Lee Ho-suk

Personal information
- Native name: 이호석
- Born: June 25, 1986 (age 40) Seoul, South Korea
- Height: 168 cm (5 ft 6 in)
- Weight: 62 kg (137 lb)

Sport
- Country: South Korea
- Sport: Speed skating
- Club: Goyang City
- Retired: April 12, 2015

Medal record
Men's short track speed skating
Representing South Korea
| Event | 1st | 2nd | 3rd |
| Olympic Games | 1 | 4 | 0 |
| World Championships | 9 | 7 | 3 |
| World Team Championships | 3 | 0 | 1 |
Olympic Games
| Gold medal – first place | 2006 Turin | 5000 m relay |
| Silver medal – second place | 2006 Turin | 1000 m |
| Silver medal – second place | 2006 Turin | 1500 m |
| Silver medal – second place | 2010 Vancouver | 1000 m |
| Silver medal – second place | 2010 Vancouver | 5000 m relay |
World Championships
| Gold medal – first place | 2008 Gangneung | 1000 m |
| Gold medal – first place | 2008 Gangneung | 5000 m relay |
| Gold medal – first place | 2009 Vienna | Overall |
| Gold medal – first place | 2009 Vienna | 1000 m |
| Gold medal – first place | 2009 Vienna | 1500 m |
| Gold medal – first place | 2010 Sofia | Overall |
| Gold medal – first place | 2010 Sofia | 1000 m |
| Gold medal – first place | 2010 Sofia | 3000 m |
| Gold medal – first place | 2010 Sofia | 5000 m relay |
| Silver medal – second place | 2006 Minneapolis | Overall |
| Silver medal – second place | 2006 Minneapolis | 1000 m |
| Silver medal – second place | 2006 Minneapolis | 1500 m |
| Silver medal – second place | 2008 Gangneung | Overall |
| Silver medal – second place | 2008 Gangneung | 1500 m |
| Silver medal – second place | 2009 Vienna | 3000 m |
| Silver medal – second place | 2014 Montreal | 5000 m relay |
| Bronze medal – third place | 2006 Minneapolis | 500 m |
| Bronze medal – third place | 2010 Sofia | 1500 m |
| Bronze medal – third place | 2012 Shanghai | 5000 m Relay |
World Team Championships
| Gold medal – first place | 2006 Montréal | Team |
| Gold medal – first place | 2009 Heerenveen | Team |
| Gold medal – first place | 2010 Bormio | Team |
| Bronze medal – third place | 2008 Harbin | Team |
World Junior Championships
| Gold medal – first place | 2003 Budapest | Overall |
| Gold medal – first place | 2004 Beijing | Overall |
| Gold medal – first place | 2005 Belgrade | Overall |

= Lee Ho-suk =

South Korean short track speedskater

Lee Ho-suk (이호석, Hanja: 李昊錫, /ko/; born June 25, 1986) is a South Korean short track speedskater. He won a gold medal as a part of 5000 m short-track relay team and four silver medals in 2006 Winter Olympics held in Turin, Italy. He is the overall world champion for 2009 and 2010.

==Career==
Known especially for his dynamic outside pass, Lee is regarded as one of the best young skaters in the world. At the 2006 Winter Olympics, Lee made a thrilling move to pass Apolo Ohno on the final lap of the 1000 m, securing a 1-2 finish for Korea in the event.

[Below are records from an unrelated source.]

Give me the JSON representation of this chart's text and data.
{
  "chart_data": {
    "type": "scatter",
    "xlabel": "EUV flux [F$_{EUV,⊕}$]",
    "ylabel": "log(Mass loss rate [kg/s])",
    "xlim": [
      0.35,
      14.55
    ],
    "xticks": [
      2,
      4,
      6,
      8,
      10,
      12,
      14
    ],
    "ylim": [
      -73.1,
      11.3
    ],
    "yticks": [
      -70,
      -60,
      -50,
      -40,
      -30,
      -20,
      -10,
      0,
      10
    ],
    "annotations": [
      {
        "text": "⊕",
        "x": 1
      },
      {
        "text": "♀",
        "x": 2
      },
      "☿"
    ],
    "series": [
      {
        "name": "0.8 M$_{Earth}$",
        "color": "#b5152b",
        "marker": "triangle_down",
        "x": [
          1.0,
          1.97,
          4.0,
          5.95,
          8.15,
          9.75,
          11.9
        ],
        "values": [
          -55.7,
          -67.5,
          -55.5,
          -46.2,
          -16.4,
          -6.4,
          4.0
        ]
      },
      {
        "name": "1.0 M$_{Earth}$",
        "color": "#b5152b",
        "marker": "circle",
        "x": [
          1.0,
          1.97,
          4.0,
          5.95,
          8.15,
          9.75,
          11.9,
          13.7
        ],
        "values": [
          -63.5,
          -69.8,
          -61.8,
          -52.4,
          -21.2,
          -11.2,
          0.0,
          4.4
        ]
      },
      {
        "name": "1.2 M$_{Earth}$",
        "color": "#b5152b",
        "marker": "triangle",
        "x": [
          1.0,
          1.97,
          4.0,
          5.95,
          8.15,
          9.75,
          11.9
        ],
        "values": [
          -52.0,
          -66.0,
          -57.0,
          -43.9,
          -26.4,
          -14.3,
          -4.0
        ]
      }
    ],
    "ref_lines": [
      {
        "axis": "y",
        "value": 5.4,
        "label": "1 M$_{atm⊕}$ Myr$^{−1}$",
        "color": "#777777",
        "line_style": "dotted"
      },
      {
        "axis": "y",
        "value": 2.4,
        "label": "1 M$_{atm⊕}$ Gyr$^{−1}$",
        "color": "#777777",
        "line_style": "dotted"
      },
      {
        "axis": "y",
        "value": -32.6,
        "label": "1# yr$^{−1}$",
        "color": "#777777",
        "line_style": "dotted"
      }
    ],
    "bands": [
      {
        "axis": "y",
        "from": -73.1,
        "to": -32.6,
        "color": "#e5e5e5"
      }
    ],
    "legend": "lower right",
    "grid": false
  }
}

Lee won three consecutive overall World Junior titles from 2003 to 2005. In 2006, his first full season on the World Cup circuit, Lee finished second behind Ahn Hyun-Soo in the overall standings. At the 2006 Winter Olympics, Lee earned two individual silver medals in the 1000 and 1500 meters behind his teammate, Ahn Hyun-Soo at the 2006 Winter Olympics in Turin, Italy. Lee also won gold in the 5000 meter relay along with countrymen Ahn Hyun-Soo, Seo Ho-Jin and Song Suk-Woo. The Korean team defeated two-time defending Olympic champion Canada with a powerful pass by Ahn in the closing laps. Lee also finished second overall at the 2006 Short Track World Championships held in Minneapolis, MN.

At the 2009 World Short Track Speed Skating Championships in Vienna, Lee became the Overall World Champion and went on to win his domestic Olympic Trials a few months later, becoming the leader of the Korean Short Track Team, as well as one of the top contenders to win gold in 2010 Winter Olympics in Vancouver, British Columbia, Canada.

At the 2010 Winter Olympics, South Korea was in position to sweep the 1500m until Lee accidentally crashed into Sung Si-Bak and took them both out of contention entering the final turn, giving the silver and bronze medals to Americans Apolo Ohno and J. R. Celski, respectively. He was disqualified because he caused the crash with Sung Si-Bak. He qualified for the final round of the quarter finals of the 1000m short track race with a time of 1:25.925. Lee won his second consecutive Overall World Championships after the Olympics.